The American experience is featured again and again on Broadway, with such subjects as immigration featured in shows as varied as ALL AMERICAN (1962), RAGS (1986), RAGTIME (1998) and THE EDUCATION OF H*Y*M*A*N K*A*P*L*A*N (1968). Our various wars have been chronicled in such shows as DEAREST ENEMY (1925), BEN FRANKLIN IN PARIS (1964) and ARMS & THE GIRL (1950) (American Revolution), SHENANDOAH (1975), MAGGIE FLYNN (1968), THE CIVIL WAR (1999) (Civil War), LITTLE ME (1962), KING OF HEARTS (1978), OH, WHAT A LOVELY WAR! (1964) (WWI), OVER HERE! (1974), LOVELY LADIES, KIND GENTLEMEN (1970), & SOUTH PACIFIC (1949) (WWII) and many more. Lots of famous Americans have been characters in musicals, everybody from John Paul Jones (in the prematurely dead PLEASURES & PALACES) to Henry Ford (in RAGTIME) to Ohio sharpshooter Annie Oakley and showman Buffalo Bill Cody in ANNIE GET YOUR GUN. The winner in this category might just be Emma Goldman, the radical activist who is a featured character in no less than three musicals - TINTYPES, RAGTIME and ASSASSINS. These shows have helped tell the story of the USA on stage, while musical revues such as INSIDE U.S.A. (1948) and WHAT'S A NICE COUNTRY LIKE YOU DOING IN A STATE LIKE THIS? have poked fun at our nation's foibles and follies.

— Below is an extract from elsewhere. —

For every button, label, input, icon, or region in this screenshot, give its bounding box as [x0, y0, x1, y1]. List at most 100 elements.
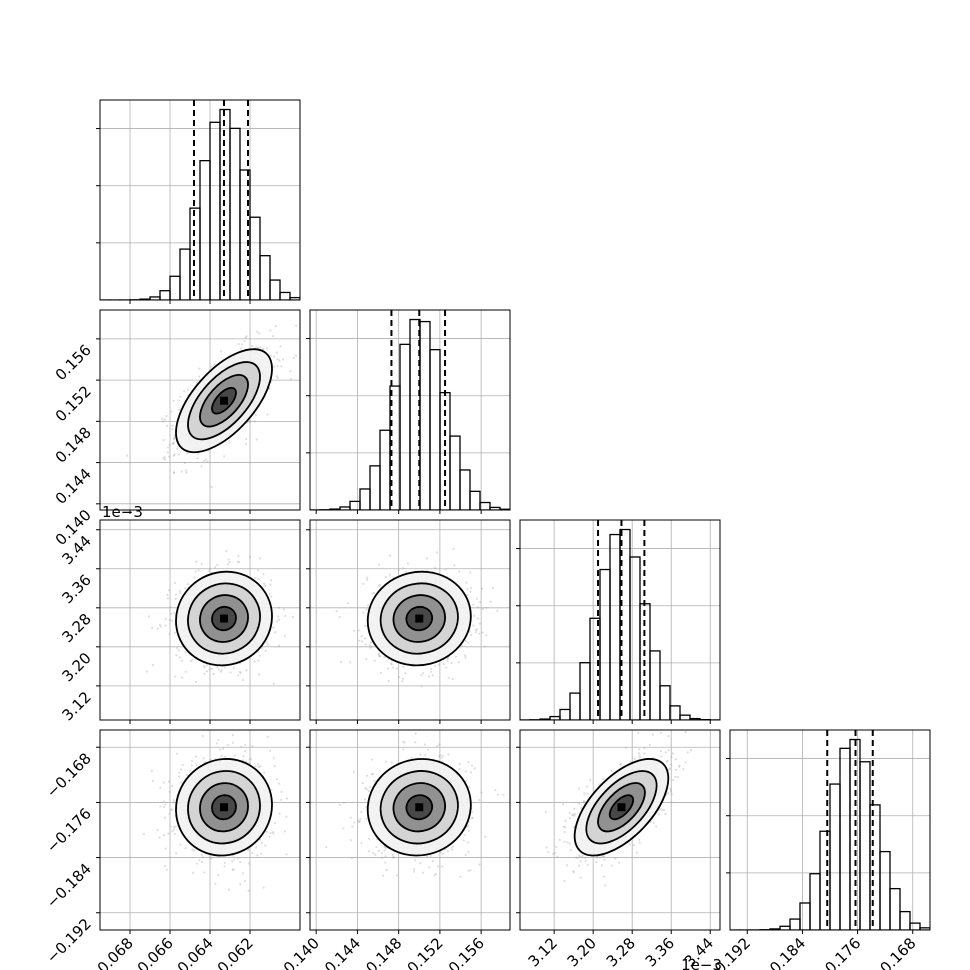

Even the seemingly outlandish subject of the opening up of Japan by the American fleet of Commodore Perry in July 1863 has been the subject of a Broadway musical, Stephen Sondheim & John Weidman's PACIFIC OVERTURES (1976). The always challenging John Michael LaChiusa has created an intriguing evening of musical theatre with FIRST LADY SUITE, a look at various Presidential wives in four thought provoking segments that break with the norms of musical comedy to delve deeper into these women's lives. The variety of possibilities is as varied as America itself.

Perhaps the best example of a real American tune is a song by immigrant Kurt Weill (music) and Maxwell Anderson (lyrics) from their 1938 show KNICKERBOCKER HOLIDAY. In it Washington Irving and Brom Broeck compare notes:

How Can You Tell An American?

Has He Any Distinguishing Flavor?

Could You Spot Him On An Elephant in Turkistan

Or Floating On A Raft Fifty Miles At Sea

As You'd Know A Single Leaf From The Sassafras Tree

By It's Characteristic Savor?...

It isn't that He's Black or White

It isn't that he Works With Tools

It's only that it takes away his appetite

To live by a Book of Rules.

Yes, it's just that he hates and he damns all the features

Of any mortal man set above his fellow creatures.

And he'll hate the undertaker when at last he dies

If he hears a note of arrogance above him where he lies

He does his own living, he does his own dying

Does his loving, does his hating, does his multiplying

Without the supervision of a governmental plan -And that's an American!